Warum es lohnenswert ist, über das Gesetz hinaus
Fragt man die Kids selbst, möchten sie natürlich am liebsten nichts zu Hause machen. Allerdings wäre das sehr schade, denn Groß und Klein profitieren maßgeblich davon, wenn alle mit anpacken. Was aus Sicht des Kindes vor allem weniger Arbeit für die Eltern und einfach mehr für sie selbst bedeutet, trainiert in Wahrheit:
Selbstständigkeit & Verantwortungsbewusstsein
Wer früh lernt, dass jede*r Aufgaben übernehmen muss oder kann, fällt später nicht aus allen Wolken.

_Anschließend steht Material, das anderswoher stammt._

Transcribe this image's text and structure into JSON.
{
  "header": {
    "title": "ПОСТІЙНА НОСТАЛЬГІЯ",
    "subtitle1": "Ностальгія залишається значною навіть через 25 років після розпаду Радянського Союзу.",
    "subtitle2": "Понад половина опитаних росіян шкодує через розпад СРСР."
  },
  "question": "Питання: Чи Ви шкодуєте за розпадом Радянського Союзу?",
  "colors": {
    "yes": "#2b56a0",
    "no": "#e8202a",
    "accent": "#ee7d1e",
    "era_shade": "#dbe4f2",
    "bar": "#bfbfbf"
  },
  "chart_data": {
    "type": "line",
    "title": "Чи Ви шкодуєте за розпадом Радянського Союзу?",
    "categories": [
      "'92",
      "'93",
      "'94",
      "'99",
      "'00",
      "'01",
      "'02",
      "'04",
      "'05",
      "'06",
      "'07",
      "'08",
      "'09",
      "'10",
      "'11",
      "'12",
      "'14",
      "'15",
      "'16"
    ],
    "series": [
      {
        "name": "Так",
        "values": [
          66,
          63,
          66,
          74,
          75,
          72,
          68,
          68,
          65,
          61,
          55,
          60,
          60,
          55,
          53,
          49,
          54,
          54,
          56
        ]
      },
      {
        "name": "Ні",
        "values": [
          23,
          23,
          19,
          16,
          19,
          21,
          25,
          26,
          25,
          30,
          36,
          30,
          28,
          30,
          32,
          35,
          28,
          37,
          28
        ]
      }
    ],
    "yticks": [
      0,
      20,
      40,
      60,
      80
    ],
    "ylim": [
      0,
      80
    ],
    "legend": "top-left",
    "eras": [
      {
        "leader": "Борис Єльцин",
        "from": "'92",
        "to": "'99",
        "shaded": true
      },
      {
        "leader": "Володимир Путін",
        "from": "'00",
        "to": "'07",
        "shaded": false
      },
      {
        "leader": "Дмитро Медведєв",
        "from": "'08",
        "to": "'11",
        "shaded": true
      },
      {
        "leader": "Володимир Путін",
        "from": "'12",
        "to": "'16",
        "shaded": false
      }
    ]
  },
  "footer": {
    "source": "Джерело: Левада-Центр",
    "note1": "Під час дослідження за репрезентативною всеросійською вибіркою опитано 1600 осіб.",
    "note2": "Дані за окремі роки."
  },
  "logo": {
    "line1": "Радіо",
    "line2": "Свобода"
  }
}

Kindliche Hausarbeit ist genau genommen ein Training fürs Leben. Denn ist man nicht mit dem goldenen Löffel im Mund geboren, muss man früher oder später selbst kochen, putzen, waschen und auch arbeiten. Da kommt es einem gelegen, wenn man weiß, was zu tun ist.
Soziale Kompetenz & Gemeinschaftssinn
Hausarbeit ist (für die meisten Menschen) ein lästiges Muss und alles andere als Vergnügen. Aber ein Muss, das sich in gemeinsamer Leistung schnell aus dem Weg räumen lässt. Packen Eltern und Kinder gemeinsam an, beim Spülmaschinen ein- oder ausräumen, Tisch decken, kochen und so weiter, lernen Kinder, was Solidarität ist und entwickeln Empathie. Sie lernen, dass man Dinge schneller schaffen kann, wenn man sie gemeinsam angeht.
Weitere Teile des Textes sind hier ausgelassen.